Welcome to this page, where you'll find answers to the most common issues when running LM Studio.

Failed to load model 'The Bloke • Model name qX_0 gguf' ?

If you are getting this error, probably you are trying to load a model bigger than what your computer can handle. Running Large Language Models fluently requires usually a large GPU.

By default LM Studio will try to load the model into your system's RAM. When initializing, it will reserve the size of the model (in Gb), plus some extra ammount of Gbs for the context (the amount of text that the model will take in consideration when creating new words in the output).

As a rule of thumb, the model will require the size of the model times 1.25 in RAM or Graphics Card's RAM. Different quantizations (compressions) will reduce the amount of memory required.

If you are getting errors with a high quantization (Q8_0, Q6_K, or Q5_K_M), try downloading some of the smaller quantized models (like Q4_K_S, Q3_K_M, etc).

image

The performance I am getting is really slow. Is there any way to accelerate the performance?

By default LM Studio will use your CPU to produce the chat responses. In order to enable GPU acceleration, and make it much more faster, follow these steps:

  • Open the chat window (third icon on the left)
  • Expand the Settings panel on the right hand side of the chat window
  • Expand Model Configuration carousel
  • Expand the Hardware Setting at the bottom
  • Mark the checkbox "GPU Acceleration". Set the appropiate number of layers.
  • Press tab or click in other parts of the window to save the settings. A new button should appear at the bottom of the chat area.
  • Click the new button to reload the button.
  • Enjoy the new speed

How many layers should I configure for GPU Acceleration?

The recommended way to test the appropirate number of layers is start with a small number, like 5, and grow from that number slowly. This will help you accelerate any model, even if it can't be loaded fully into the GPU memory.

The brute force apprach would be setting the number of layers to 1000 and try to load the model. If it fails, you can reduce the number until it stops crashing. The main challenge with this approach is that if the model is large enough it might take a lot of time to find the nice spot until it doesn't crash.

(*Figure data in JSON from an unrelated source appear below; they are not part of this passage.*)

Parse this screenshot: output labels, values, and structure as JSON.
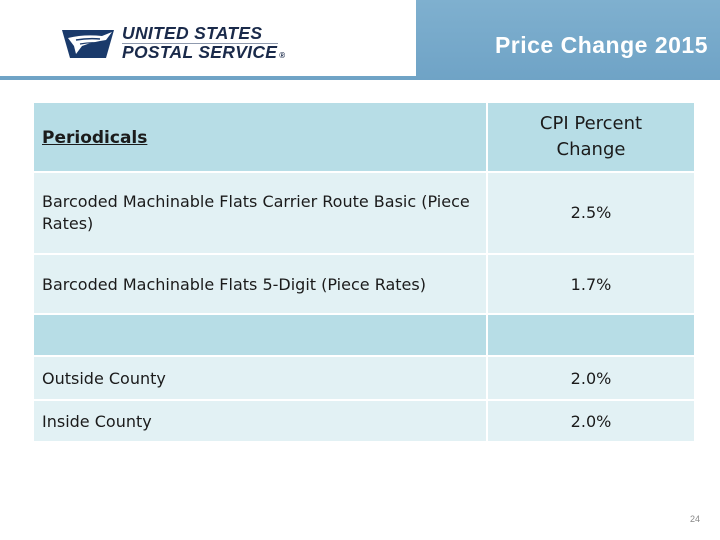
{
  "logo": {
    "line1": "UNITED STATES",
    "line2": "POSTAL SERVICE",
    "registered_mark": "®",
    "icon": "eagle-logo-icon"
  },
  "slide": {
    "title": "Price Change 2015",
    "page_number": "24"
  },
  "table": {
    "header": {
      "category": "Periodicals",
      "metric_line1": "CPI Percent",
      "metric_line2": "Change"
    },
    "rows": [
      {
        "label": "Barcoded Machinable Flats Carrier Route Basic (Piece Rates)",
        "value": "2.5%"
      },
      {
        "label": "Barcoded Machinable Flats 5-Digit (Piece Rates)",
        "value": "1.7%"
      },
      {
        "label": "",
        "value": ""
      },
      {
        "label": "Outside County",
        "value": "2.0%"
      },
      {
        "label": "Inside County",
        "value": "2.0%"
      }
    ]
  },
  "colors": {
    "header_band": "#7fb0cf",
    "table_header": "#b7dde6",
    "table_row": "#e2f1f4",
    "logo_navy": "#1a2a4a"
  }
}
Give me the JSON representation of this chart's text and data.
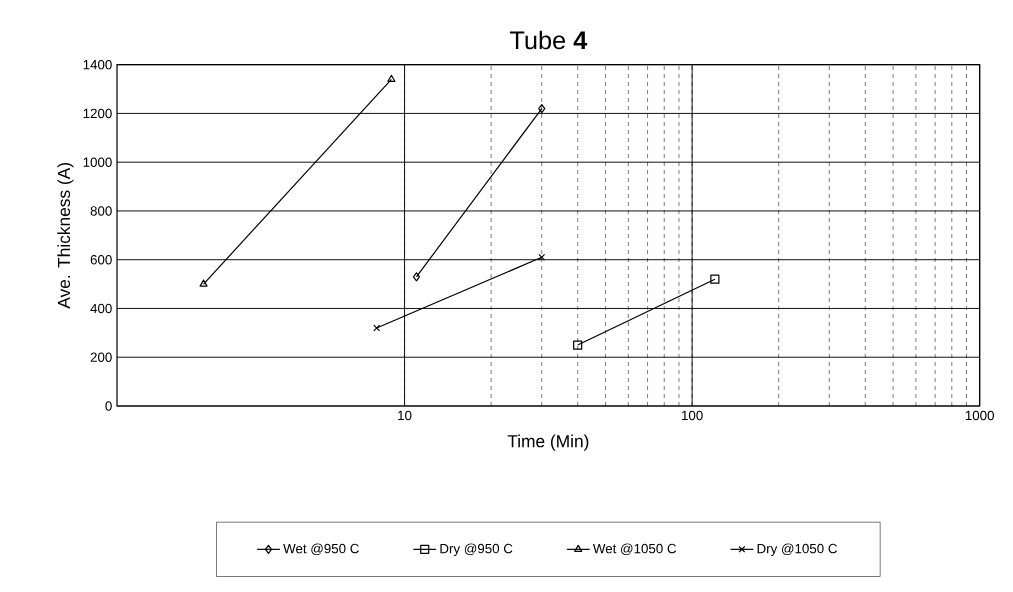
{
  "chart_data": {
    "type": "line",
    "title": "Tube **4**",
    "xlabel": "Time (Min)",
    "ylabel": "Ave. Thickness (A)",
    "log": "x",
    "xlim": [
      1,
      1000
    ],
    "xticks": [
      10,
      100,
      1000
    ],
    "ylim": [
      0,
      1400
    ],
    "yticks": [
      0,
      200,
      400,
      600,
      800,
      1000,
      1200,
      1400
    ],
    "grid": true,
    "legend": "bottom",
    "line_style": "solid",
    "series": [
      {
        "name": "Wet @950 C",
        "color": "#000000",
        "marker": "diamond",
        "x": [
          11,
          30
        ],
        "values": [
          530,
          1220
        ]
      },
      {
        "name": "Dry @950 C",
        "color": "#000000",
        "marker": "square",
        "x": [
          40,
          120
        ],
        "values": [
          250,
          520
        ]
      },
      {
        "name": "Wet @1050 C",
        "color": "#000000",
        "marker": "triangle",
        "x": [
          2,
          9
        ],
        "values": [
          500,
          1340
        ]
      },
      {
        "name": "Dry @1050 C",
        "color": "#000000",
        "marker": "cross",
        "x": [
          8,
          30
        ],
        "values": [
          320,
          610
        ]
      }
    ]
  }
}
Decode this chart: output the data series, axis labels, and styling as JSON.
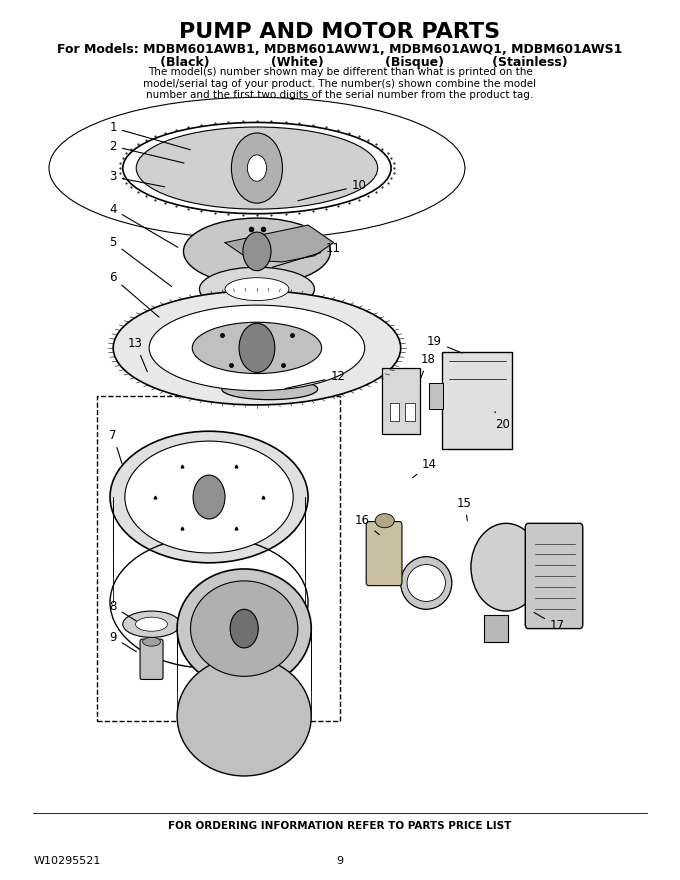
{
  "title": "PUMP AND MOTOR PARTS",
  "subtitle_line1": "For Models: MDBM601AWB1, MDBM601AWW1, MDBM601AWQ1, MDBM601AWS1",
  "subtitle_line2": "           (Black)              (White)              (Bisque)           (Stainless)",
  "disclaimer": "The model(s) number shown may be different than what is printed on the\nmodel/serial tag of your product. The number(s) shown combine the model\nnumber and the first two digits of the serial number from the product tag.",
  "footer_left": "W10295521",
  "footer_center": "9",
  "footer_order": "FOR ORDERING INFORMATION REFER TO PARTS PRICE LIST",
  "bg_color": "#ffffff",
  "title_fontsize": 16,
  "subtitle_fontsize": 9,
  "disclaimer_fontsize": 7.5,
  "label_fontsize": 9,
  "footer_fontsize": 8
}
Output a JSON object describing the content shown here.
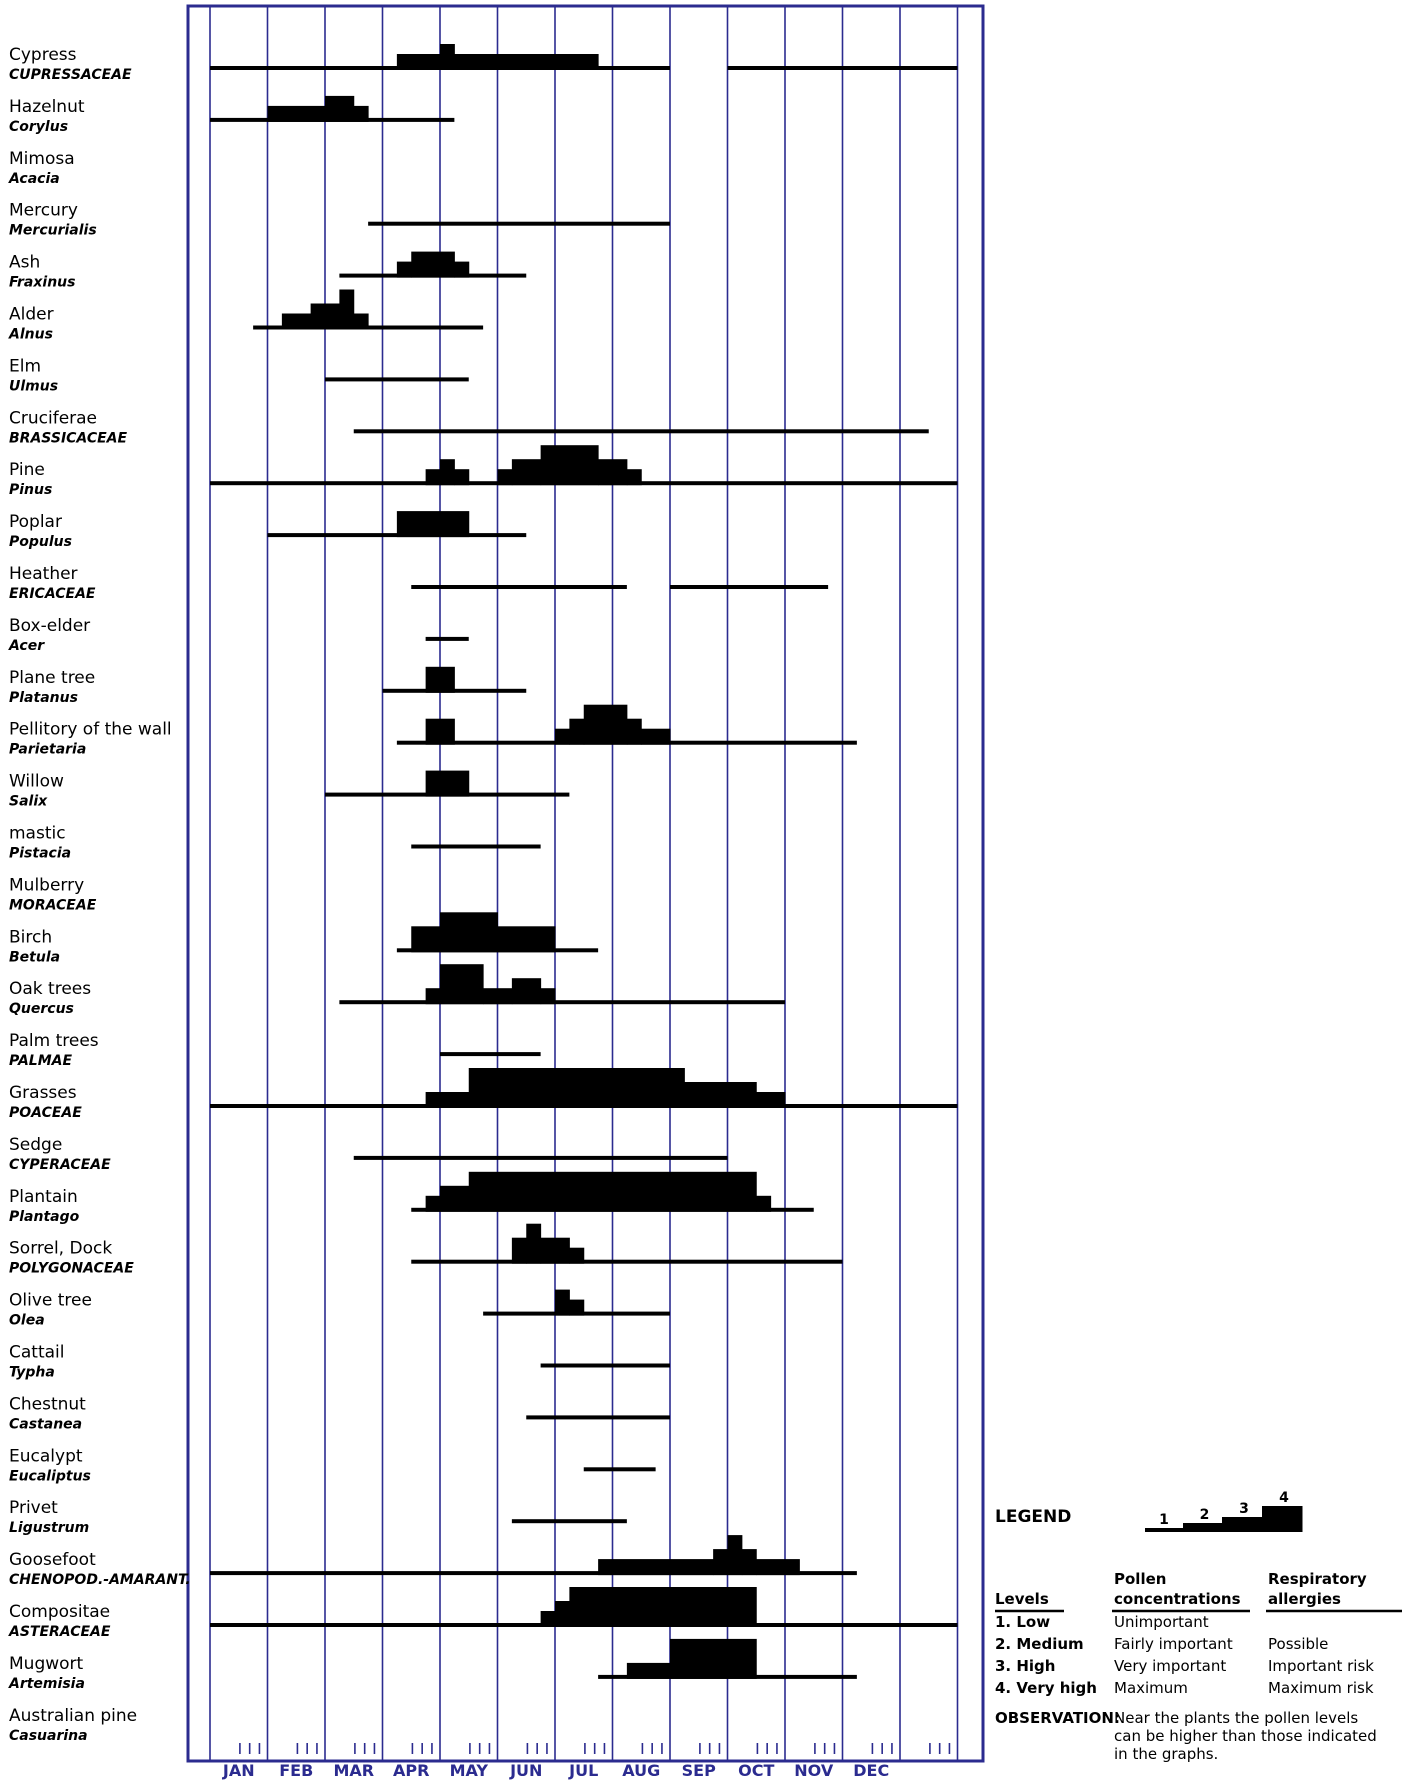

My Windows system has all minimum requirements but I'm still unable to load models

LM Studio requieres a working Visual C++ Redistributable Package to operate. Usually this is installed in your computer from previous installations but current installation might not be up to date with the latest release. You can install the latest versions from Microsoft Learn

How do I setup a preset config for each of the models? I have heard about Alpaca format, ChatML, etc.

LM Studio 0.2.8 adds auto-configuration for all models. You can set it up manually also on the Settings panel of the chat window.